Interfacing Chat GPT
Desiree Dighton
ChatGPT Isn’t a Writing Technology
This isn’t the end. ChatGPT’s interface could have been designed to incorporate more user-based controls along with its conversational NLP technologies. It’s not difficult to imagine users being able to check a box to command ChatGPT to derive its data only from certain kinds of sources, peer-reviewed scholarly sources or art museum websites across the world, as library databases and other data storage and retrieval systems currently operate. ChatGPT’s source data, supposedly, had to be separated from the compressed and stored data, but others have speculated this is more talking points than actual technological limitation. OpenAI’s technologies didn’t have to be designed to prevent its response from identifying the sources of data—they’ve been programmed by humans to do so without calling too much attention to the de-naturing of its information from its human or computational origins. The legibility of that response is at once perfectly clear and completely untraceable. By doing so, ChatGPT remakes information, art, science, propaganda, social media chatter, literature, crime reports, ancient texts, academic research—the entire history of human culture and information, at least as it exists on the internet--in its own image. It transforms and recirculates human-made meaning into its “personalized” AI response to the user. The text is made new again by stripping away its origination. It values data and human language along with efficiency and speed without valuing the writing process, user agency, the actual knowledge and creativity that should be protected by copyright and intellectual property laws, transparency of its LLM/NLP technologies to any given response and its original sources, reciprocity to humans/entities attached to its data, or responsibility for the consequences of its responses beyond the moment of engagement. The user, theoretically, could refuse to accept and consume GPT’s response and try to go against its processes, a “jailbreak” for information literacy.
When I asked ChatGPT to provide me with the full text of an ancient text, the Bhagavad Gita, it summarized the verses and provided an external link to an English translation of the text. When I pressed it further, GPT confessed the link didn’t match its response text because it had provided a generic version. “A ‘generic rendition’” according to ChatGPT, “refers to a representation or interpretation of a text that doesn't adhere to a specific published translation or version but instead provides an overview or essence based on a variety of sources” (ChatGPT, October 15, 2023). This is not my understanding of generic or genre, but all things become new again when they’re wiped of their histories. Cereals can be generic—Cheerios, for instance, are only slightly different from a store brand ‘Breakfast O.’ If I get sick from the generic version, I know who is responsible, and if it turns out I love generic Breakfast Os from Harris Teeter better than Cheerios, I know where to find them again. Will every book become a generic one in ChatGPT? Generic books can’t be named, can’t be attributed to a responsible creator, and can’t be located outside of GPT’s interface.
On my syllabus, I don’t call ChatGPT a generative “writing” technology. I call it what it is: a data collection and surveillance tool that is designed to serve the financial and professional interests of OpenAI and its corporate partnerships. Through its interface design and circulation, GPT wants every person to feel welcome, even befriended.
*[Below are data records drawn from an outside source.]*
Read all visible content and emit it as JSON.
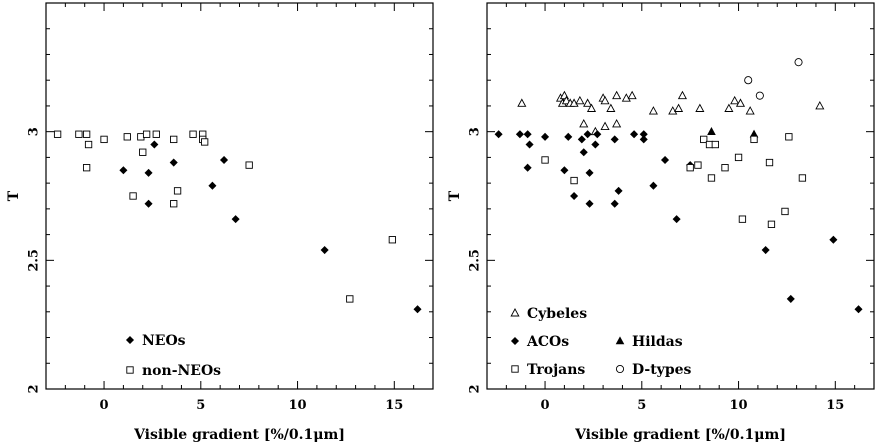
{
  "chart_data": [
    {
      "type": "scatter",
      "xlabel": "Visible gradient [%/0.1μm]",
      "ylabel": "T",
      "xlim": [
        -3,
        17
      ],
      "ylim": [
        2,
        3.5
      ],
      "x_ticks": [
        0,
        5,
        10,
        15
      ],
      "y_ticks": [
        2,
        2.5,
        3
      ],
      "y_tick_labels": [
        "2",
        "2.5",
        "3"
      ],
      "legend_position": "bottom-left",
      "series": [
        {
          "name": "NEOs",
          "marker": "diamond-filled",
          "points": [
            [
              1.0,
              2.85
            ],
            [
              2.3,
              2.84
            ],
            [
              2.3,
              2.72
            ],
            [
              2.6,
              2.95
            ],
            [
              3.6,
              2.88
            ],
            [
              5.6,
              2.79
            ],
            [
              6.2,
              2.89
            ],
            [
              6.8,
              2.66
            ],
            [
              11.4,
              2.54
            ],
            [
              16.2,
              2.31
            ]
          ]
        },
        {
          "name": "non-NEOs",
          "marker": "square-open",
          "points": [
            [
              -2.4,
              2.99
            ],
            [
              -1.3,
              2.99
            ],
            [
              -0.9,
              2.99
            ],
            [
              -0.8,
              2.95
            ],
            [
              -0.9,
              2.86
            ],
            [
              0.0,
              2.97
            ],
            [
              1.2,
              2.98
            ],
            [
              1.5,
              2.75
            ],
            [
              1.9,
              2.98
            ],
            [
              2.0,
              2.92
            ],
            [
              2.2,
              2.99
            ],
            [
              2.7,
              2.99
            ],
            [
              3.6,
              2.97
            ],
            [
              3.6,
              2.72
            ],
            [
              3.8,
              2.77
            ],
            [
              4.6,
              2.99
            ],
            [
              5.1,
              2.99
            ],
            [
              5.1,
              2.97
            ],
            [
              5.2,
              2.96
            ],
            [
              7.5,
              2.87
            ],
            [
              12.7,
              2.35
            ],
            [
              14.9,
              2.58
            ]
          ]
        }
      ]
    },
    {
      "type": "scatter",
      "xlabel": "Visible gradient [%/0.1μm]",
      "ylabel": "T",
      "xlim": [
        -3,
        17
      ],
      "ylim": [
        2,
        3.5
      ],
      "x_ticks": [
        0,
        5,
        10,
        15
      ],
      "y_ticks": [
        2,
        2.5,
        3
      ],
      "y_tick_labels": [
        "2",
        "2.5",
        "3"
      ],
      "legend_position": "bottom-left",
      "series": [
        {
          "name": "Cybeles",
          "marker": "triangle-open",
          "points": [
            [
              -1.2,
              3.11
            ],
            [
              0.8,
              3.13
            ],
            [
              0.9,
              3.11
            ],
            [
              1.0,
              3.14
            ],
            [
              1.1,
              3.12
            ],
            [
              1.3,
              3.11
            ],
            [
              1.5,
              3.11
            ],
            [
              1.8,
              3.12
            ],
            [
              2.0,
              3.03
            ],
            [
              2.2,
              3.11
            ],
            [
              2.4,
              3.09
            ],
            [
              2.6,
              3.0
            ],
            [
              3.0,
              3.13
            ],
            [
              3.1,
              3.12
            ],
            [
              3.1,
              3.02
            ],
            [
              3.4,
              3.09
            ],
            [
              3.7,
              3.14
            ],
            [
              3.7,
              3.03
            ],
            [
              4.2,
              3.13
            ],
            [
              4.5,
              3.14
            ],
            [
              5.6,
              3.08
            ],
            [
              6.6,
              3.08
            ],
            [
              6.9,
              3.09
            ],
            [
              7.1,
              3.14
            ],
            [
              8.0,
              3.09
            ],
            [
              9.5,
              3.09
            ],
            [
              9.8,
              3.12
            ],
            [
              10.1,
              3.11
            ],
            [
              10.6,
              3.08
            ],
            [
              14.2,
              3.1
            ]
          ]
        },
        {
          "name": "ACOs",
          "marker": "diamond-filled",
          "points": [
            [
              -2.4,
              2.99
            ],
            [
              -1.3,
              2.99
            ],
            [
              -0.9,
              2.99
            ],
            [
              -0.8,
              2.95
            ],
            [
              -0.9,
              2.86
            ],
            [
              0.0,
              2.98
            ],
            [
              1.2,
              2.98
            ],
            [
              1.5,
              2.75
            ],
            [
              1.9,
              2.97
            ],
            [
              2.0,
              2.92
            ],
            [
              2.2,
              2.99
            ],
            [
              2.7,
              2.99
            ],
            [
              2.6,
              2.95
            ],
            [
              3.6,
              2.97
            ],
            [
              3.6,
              2.72
            ],
            [
              3.8,
              2.77
            ],
            [
              4.6,
              2.99
            ],
            [
              5.1,
              2.99
            ],
            [
              5.1,
              2.97
            ],
            [
              5.6,
              2.79
            ],
            [
              6.2,
              2.89
            ],
            [
              6.8,
              2.66
            ],
            [
              7.5,
              2.87
            ],
            [
              11.4,
              2.54
            ],
            [
              12.7,
              2.35
            ],
            [
              14.9,
              2.58
            ],
            [
              16.2,
              2.31
            ],
            [
              2.3,
              2.84
            ],
            [
              2.3,
              2.72
            ],
            [
              1.0,
              2.85
            ]
          ]
        },
        {
          "name": "Hildas",
          "marker": "triangle-filled",
          "points": [
            [
              8.6,
              3.0
            ],
            [
              10.8,
              2.99
            ]
          ]
        },
        {
          "name": "Trojans",
          "marker": "square-open",
          "points": [
            [
              0.0,
              2.89
            ],
            [
              1.5,
              2.81
            ],
            [
              7.5,
              2.86
            ],
            [
              7.9,
              2.87
            ],
            [
              8.2,
              2.97
            ],
            [
              8.5,
              2.95
            ],
            [
              8.6,
              2.82
            ],
            [
              8.8,
              2.95
            ],
            [
              9.3,
              2.86
            ],
            [
              10.0,
              2.9
            ],
            [
              10.2,
              2.66
            ],
            [
              10.8,
              2.97
            ],
            [
              11.6,
              2.88
            ],
            [
              11.7,
              2.64
            ],
            [
              12.4,
              2.69
            ],
            [
              12.6,
              2.98
            ],
            [
              13.3,
              2.82
            ]
          ]
        },
        {
          "name": "D-types",
          "marker": "circle-open",
          "points": [
            [
              10.5,
              3.2
            ],
            [
              11.1,
              3.14
            ],
            [
              13.1,
              3.27
            ]
          ]
        }
      ]
    }
  ]
}
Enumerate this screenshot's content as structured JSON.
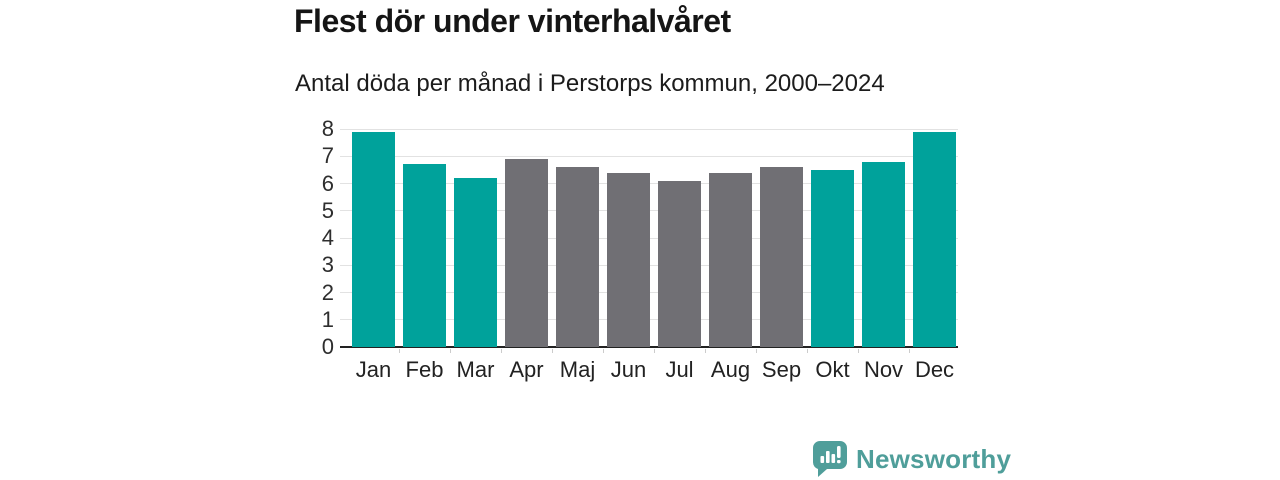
{
  "header": {
    "title": "Flest dör under vinterhalvåret",
    "subtitle": "Antal döda per månad i Perstorps kommun, 2000–2024"
  },
  "chart_data": {
    "type": "bar",
    "title": "Flest dör under vinterhalvåret",
    "subtitle": "Antal döda per månad i Perstorps kommun, 2000–2024",
    "categories": [
      "Jan",
      "Feb",
      "Mar",
      "Apr",
      "Maj",
      "Jun",
      "Jul",
      "Aug",
      "Sep",
      "Okt",
      "Nov",
      "Dec"
    ],
    "values": [
      7.9,
      6.7,
      6.2,
      6.9,
      6.6,
      6.4,
      6.1,
      6.4,
      6.6,
      6.5,
      6.8,
      7.9
    ],
    "bar_colors": [
      "teal",
      "teal",
      "teal",
      "gray",
      "gray",
      "gray",
      "gray",
      "gray",
      "gray",
      "teal",
      "teal",
      "teal"
    ],
    "xlabel": "",
    "ylabel": "",
    "ylim": [
      0,
      8
    ],
    "yticks": [
      0,
      1,
      2,
      3,
      4,
      5,
      6,
      7,
      8
    ],
    "grid": "horizontal",
    "legend": "none"
  },
  "colors": {
    "teal": "#00a29b",
    "gray": "#706f74",
    "brand_teal": "#4f9e9a",
    "gridline": "#e2e2e2",
    "axis_line": "#222222",
    "title_text": "#151515",
    "tick_label": "#2e2e2e"
  },
  "footer": {
    "brand_name": "Newsworthy",
    "logo_icon": "bar-chart-speech-bubble-icon"
  }
}
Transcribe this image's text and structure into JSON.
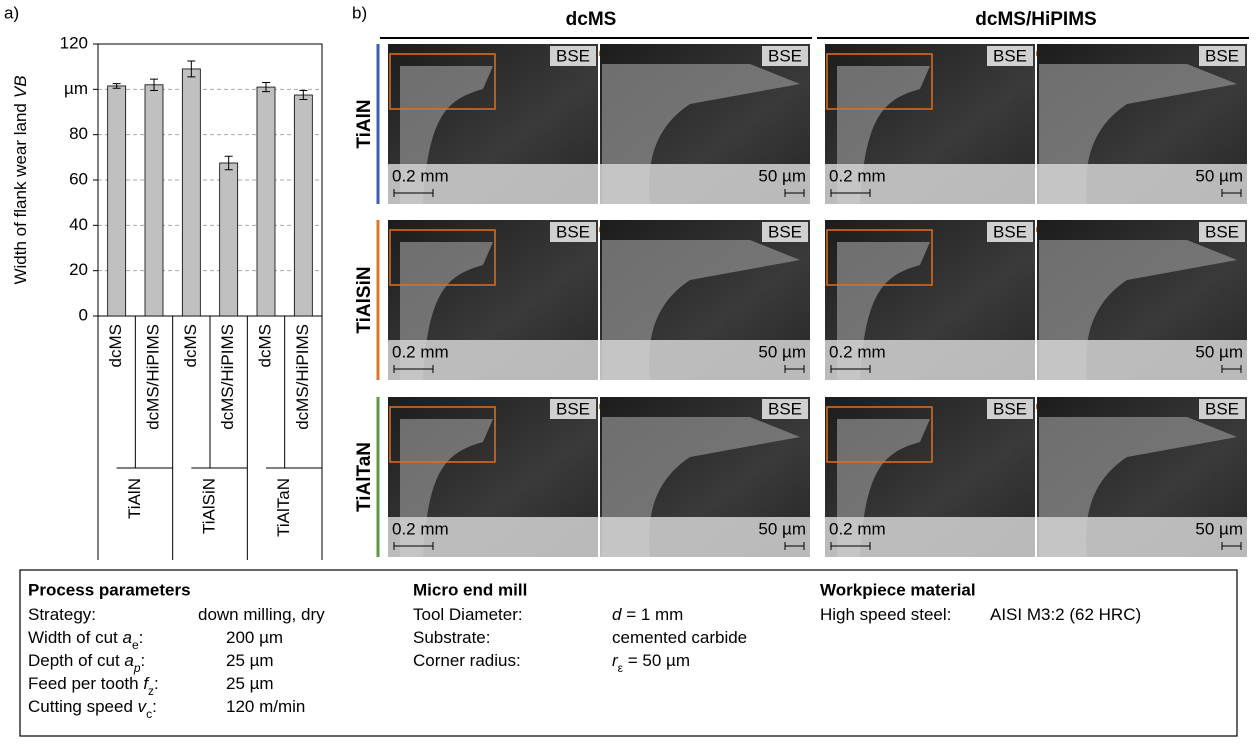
{
  "panel_a_label": "a)",
  "chart_data": {
    "type": "bar",
    "ylabel": {
      "text": "Width of flank wear land",
      "symbol": "VB"
    },
    "categories": [
      "dcMS",
      "dcMS/HiPIMS",
      "dcMS",
      "dcMS/HiPIMS",
      "dcMS",
      "dcMS/HiPIMS"
    ],
    "groups": [
      "TiAlN",
      "TiAlSiN",
      "TiAlTaN"
    ],
    "values": [
      101.5,
      102,
      109,
      67.5,
      101,
      97.5
    ],
    "errors": [
      1,
      2.5,
      3.5,
      3,
      2,
      2
    ],
    "color": "#c0c0c0",
    "ylim": [
      0,
      120
    ],
    "yticks": [
      0,
      20,
      40,
      60,
      80,
      {
        "value": 100,
        "label": "µm"
      },
      120
    ],
    "grid": true
  },
  "panel_b": {
    "label": "b)",
    "columns": [
      "dcMS",
      "dcMS/HiPIMS"
    ],
    "rows": [
      {
        "name": "TiAlN",
        "color": "#3a5fb0"
      },
      {
        "name": "TiAlSiN",
        "color": "#d9782d"
      },
      {
        "name": "TiAlTaN",
        "color": "#5a9a48"
      }
    ],
    "image_labels": {
      "detector": "BSE",
      "scale_overview": "0.2 mm",
      "scale_detail": "50 µm"
    }
  },
  "parameters": {
    "columns": [
      {
        "title": "Process parameters",
        "rows": [
          {
            "label": [
              {
                "t": "Strategy:"
              }
            ],
            "value": [
              {
                "t": "down milling, dry"
              }
            ]
          },
          {
            "label": [
              {
                "t": "Width of cut "
              },
              {
                "t": "a",
                "i": true
              },
              {
                "t": "e",
                "sub": true
              },
              {
                "t": ":"
              }
            ],
            "value": [
              {
                "t": "200 µm"
              }
            ]
          },
          {
            "label": [
              {
                "t": "Depth of cut "
              },
              {
                "t": "a",
                "i": true
              },
              {
                "t": "p",
                "sub": true,
                "i": true
              },
              {
                "t": ":"
              }
            ],
            "value": [
              {
                "t": "25 µm"
              }
            ]
          },
          {
            "label": [
              {
                "t": "Feed per tooth "
              },
              {
                "t": "f",
                "i": true
              },
              {
                "t": "z",
                "sub": true
              },
              {
                "t": ":"
              }
            ],
            "value": [
              {
                "t": "25 µm"
              }
            ]
          },
          {
            "label": [
              {
                "t": "Cutting speed "
              },
              {
                "t": "v",
                "i": true
              },
              {
                "t": "c",
                "sub": true
              },
              {
                "t": ":"
              }
            ],
            "value": [
              {
                "t": "120 m/min"
              }
            ]
          }
        ]
      },
      {
        "title": "Micro end mill",
        "rows": [
          {
            "label": [
              {
                "t": "Tool Diameter:"
              }
            ],
            "value": [
              {
                "t": "d",
                "i": true
              },
              {
                "t": " = 1 mm"
              }
            ]
          },
          {
            "label": [
              {
                "t": "Substrate:"
              }
            ],
            "value": [
              {
                "t": "cemented carbide"
              }
            ]
          },
          {
            "label": [
              {
                "t": "Corner radius:"
              }
            ],
            "value": [
              {
                "t": "r",
                "i": true
              },
              {
                "t": "ε",
                "sub": true
              },
              {
                "t": " = 50 µm"
              }
            ]
          }
        ]
      },
      {
        "title": "Workpiece material",
        "rows": [
          {
            "label": [
              {
                "t": "High speed steel:"
              }
            ],
            "value": [
              {
                "t": "AISI M3:2 (62 HRC)"
              }
            ]
          }
        ]
      }
    ]
  }
}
We trust our friends, we open up, and we tolerate their shortcomings and flaws, but GPT asks us to do this at the expense of our own knowledge and agency. In “Data Worlds,” the introduction to Critical AI, Katherine Bode and Lauren M.E. Goodland (2023) situated ChatGPT and other generative AI built on LLMs within the technological and cultural history of data capitalism. Bode and Goodland wrote that ‘the power of AI’ provides an ideal ‘marketing hook’ and a distraction from corporate concentration of power and resources—including data. The focus on ‘AI’ thus encourages an unwitting public to allow a ‘handful of tech firms’ to define research agendas and ‘enclose knowledge’ about data-driven systems ‘behind corporate secrecy’” (para. 8). While this in itself should cause enough alarm—we won’t know what the master’s tools are called, let alone be able to dismantle a generic version of the master’s house—more alarming still is generative AI’s incremental creep into our consciousness (Should I Google it..or ChatGPT it?). OpenAI’s biggest corporate partnership is with Microsoft, and its applications are now powered by OpenAI’s models. Other companies either have their own AI/LLMs, are rushing to create their own, or they’re signing up to pay for an existing model. Once GPT’s technologies are behind the plethora of institutions, corporations, nonprofits, social media platforms and all the other entities with web-based user interfaces, will all information become generic versions unmoored from any original sources? If we are to pull ourselves through our present technological transformation and continue to recognize our human value, it will not be because we learned how to collaborate more effectively with Generative AI like ChatGPT. It will be because we normed our technologies to the values of writing studies.